Trump e Google desferem duro golpe ao Huawei

Um golpe duro para Huawei, que é o segundo fabricante mundial de smartphones, e que está presente em 170 países. Huawei, que é suspeito de espionagem ao serviço da China que contribuiu largamente para a sua expansão mundial.

O fundador e Presidente de Huawei, Ren Zhengfei, reagiu dizendo que não vai ceder à pressão de Washington. No sábado, tinha dito que o decreto de Trump, teria consequências limitadas porque a sua empresa não "violou a lei". 

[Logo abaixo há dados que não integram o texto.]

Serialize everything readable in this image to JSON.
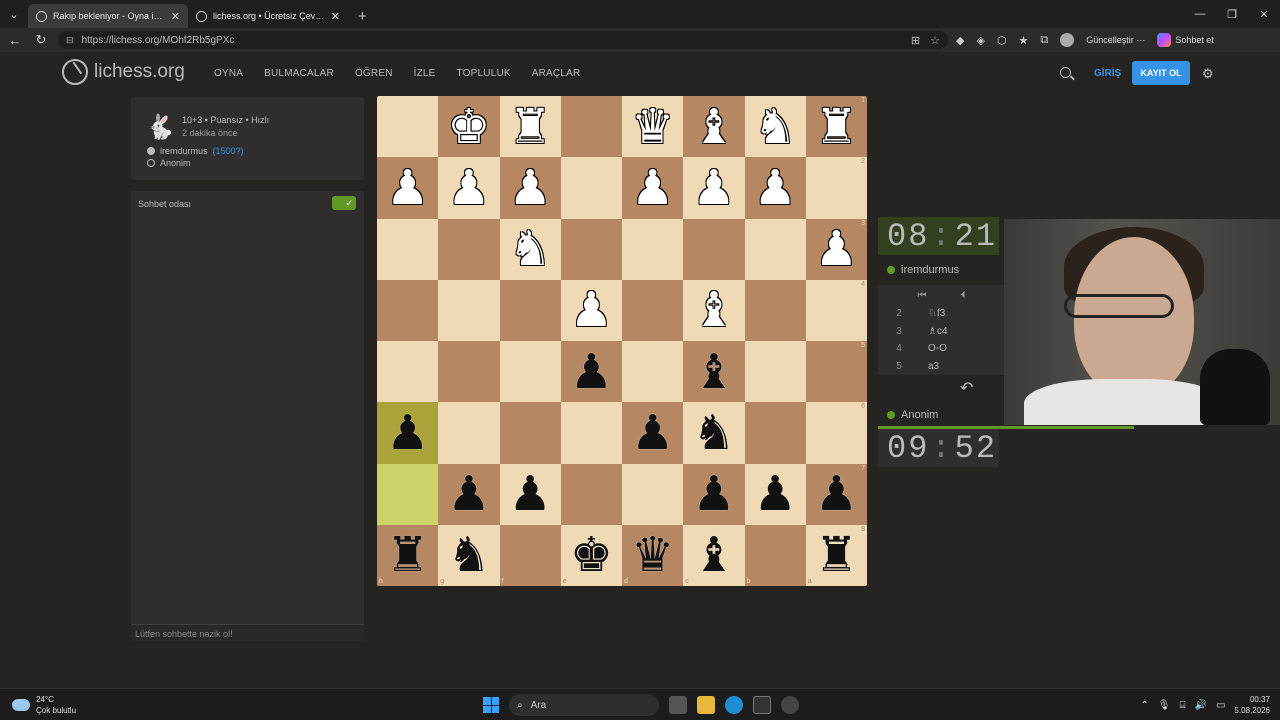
{
  "browser": {
    "tabs": [
      {
        "title": "Rakip bekleniyor - Oyna iremdurmus",
        "active": true
      },
      {
        "title": "lichess.org • Ücretsiz Çevrimiçi Satranç",
        "active": false
      }
    ],
    "url": "https://lichess.org/MOhf2Rb5gPXc",
    "update_label": "Güncelleştir",
    "chat_label": "Sohbet et"
  },
  "site": {
    "logo_text": "lichess.org",
    "nav": [
      "OYNA",
      "BULMACALAR",
      "ÖĞREN",
      "İZLE",
      "TOPLULUK",
      "ARAÇLAR"
    ],
    "login_label": "GİRİŞ",
    "signup_label": "KAYIT OL"
  },
  "game": {
    "mode": "10+3 • Puansız • Hızlı",
    "time_ago": "2 dakika önce",
    "white_player": "iremdurmus",
    "white_rating": "(1500?)",
    "black_player": "Anonim"
  },
  "chat": {
    "title": "Sohbet odası",
    "placeholder": "Lütfen sohbette nazik ol!"
  },
  "board": {
    "orientation": "black",
    "rank_labels": [
      "1",
      "2",
      "3",
      "4",
      "5",
      "6",
      "7",
      "8"
    ],
    "file_labels": [
      "h",
      "g",
      "f",
      "e",
      "d",
      "c",
      "b",
      "a"
    ],
    "rows": [
      [
        "",
        "wK",
        "wR",
        "",
        "wQ",
        "wB",
        "wN",
        "wR"
      ],
      [
        "wP",
        "wP",
        "wP",
        "",
        "wP",
        "wP",
        "wP",
        ""
      ],
      [
        "",
        "",
        "wN",
        "",
        "",
        "",
        "",
        "wP"
      ],
      [
        "",
        "",
        "",
        "wP",
        "",
        "wB",
        "",
        ""
      ],
      [
        "",
        "",
        "",
        "bP",
        "",
        "bB",
        "",
        ""
      ],
      [
        "bP",
        "",
        "",
        "",
        "bP",
        "bN",
        "",
        ""
      ],
      [
        "",
        "bP",
        "bP",
        "",
        "",
        "bP",
        "bP",
        "bP"
      ],
      [
        "bR",
        "bN",
        "",
        "bK",
        "bQ",
        "bB",
        "",
        "bR"
      ]
    ],
    "highlight": [
      [
        5,
        0
      ],
      [
        6,
        0
      ]
    ]
  },
  "clocks": {
    "top": {
      "min": "08",
      "sec": "21",
      "player": "iremdurmus"
    },
    "bottom": {
      "min": "09",
      "sec": "52",
      "player": "Anonim"
    }
  },
  "moves": [
    {
      "num": "2",
      "white": "♘f3"
    },
    {
      "num": "3",
      "white": "♗c4"
    },
    {
      "num": "4",
      "white": "O-O"
    },
    {
      "num": "5",
      "white": "a3"
    }
  ],
  "taskbar": {
    "temperature": "24°C",
    "weather": "Çok bulutlu",
    "search_label": "Ara",
    "time": "00:37",
    "date": "5.08.2026"
  }
}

A verdade é que Huawei, cuja sede é em Shenzen, no sul da China, está muito dependente de fornecedores estrangeiros de semi-condutores, comprando anualmente, cerca de 11 mil milhões de dólares de componentes a fornecedores americanos de um total de 67 mil milhões de dólares de despesas.

Tendo em conta "esta forte dependência", do Huawei em relação ao mercado americano dos semi-condutores e porque outros grupos americanos de micro-processadores Intel, o fabricante de "chips" Qualcomm ou ainda Broadcom, já informaram que cessariam igualmente de fornecer ao grupo chinês, tal vai "obrigar a China a adiar a construção da rede do telemóvel 5G. 

Conclusão: em plenas negociações sino-americanas sobre a guerra comercial, Donald Trump, marca mais um ponto, atacando Huawei, pioneira da nova geração de Internet móvel muito prometedora.